During the course of the summer, they compose songs and record them in Frank’s makeshift home studio. (After he secretly emails one out as a demo, he has an exuberant epiphany at the local coffeeshop when he hears their song playing on Spotify.) Meanwhile, Sam starts to fall in love with Rose (Sasha Lane, from last year’s American Honey), a young woman from the neighborhood with artistic ambitions. Lane and Clemons are easy and likable together, although the part of Rose is underwritten.

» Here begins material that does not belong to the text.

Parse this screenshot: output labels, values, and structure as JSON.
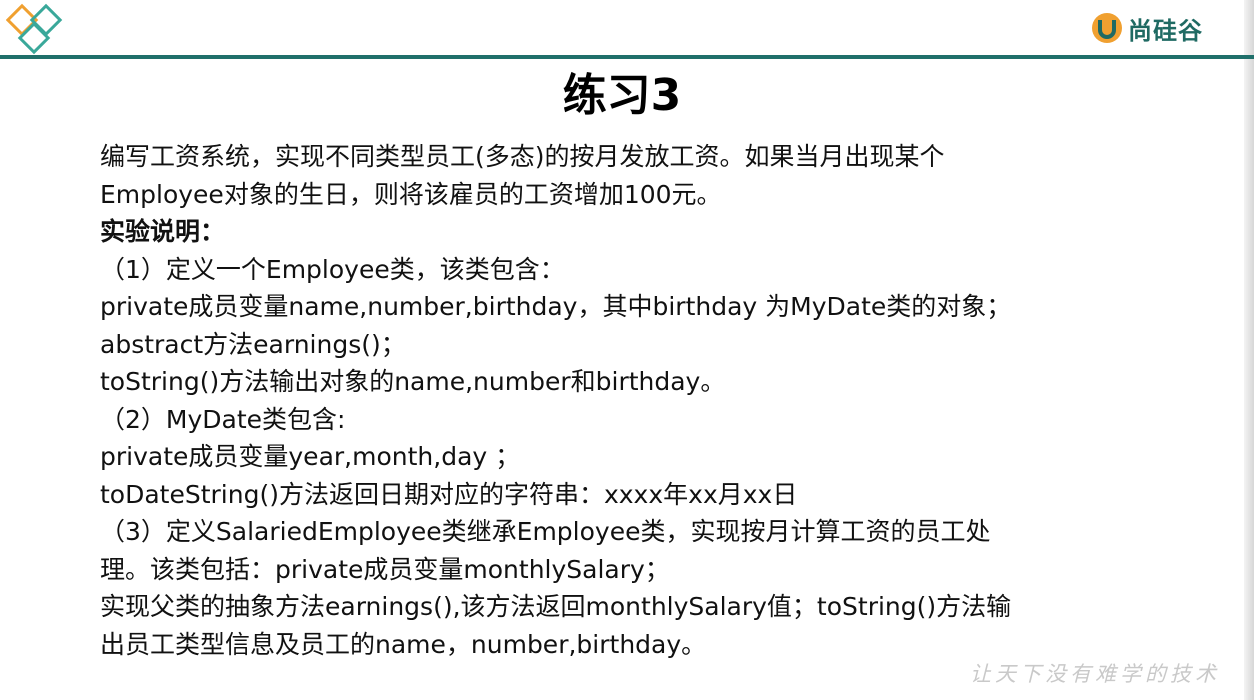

But the rest of the supporting cast has better luck. Toni Collette brings shading to the part of Frank’s sympathetic landlady who wants to give him every chance. Blythe Danner (Haley’s muse and star in I’ll See You in My Dreams) has a couple of droll scenes as Frank’s wayward mother. And it’s great to see Ted Danson behind a bar again as the proprietor of Frank’s favorite watering hole, a cheerful stoner who has never quite let go of the ’60s.
The story’s main conflict is set up between Frank’s rock ’n’ roll dream, so long delayed, and the nature of Sam’s future. But Haley’s understated approach suggests that no option is absolute, and enlightened compromise might be the best way forward in this thoughtful, entertaining film.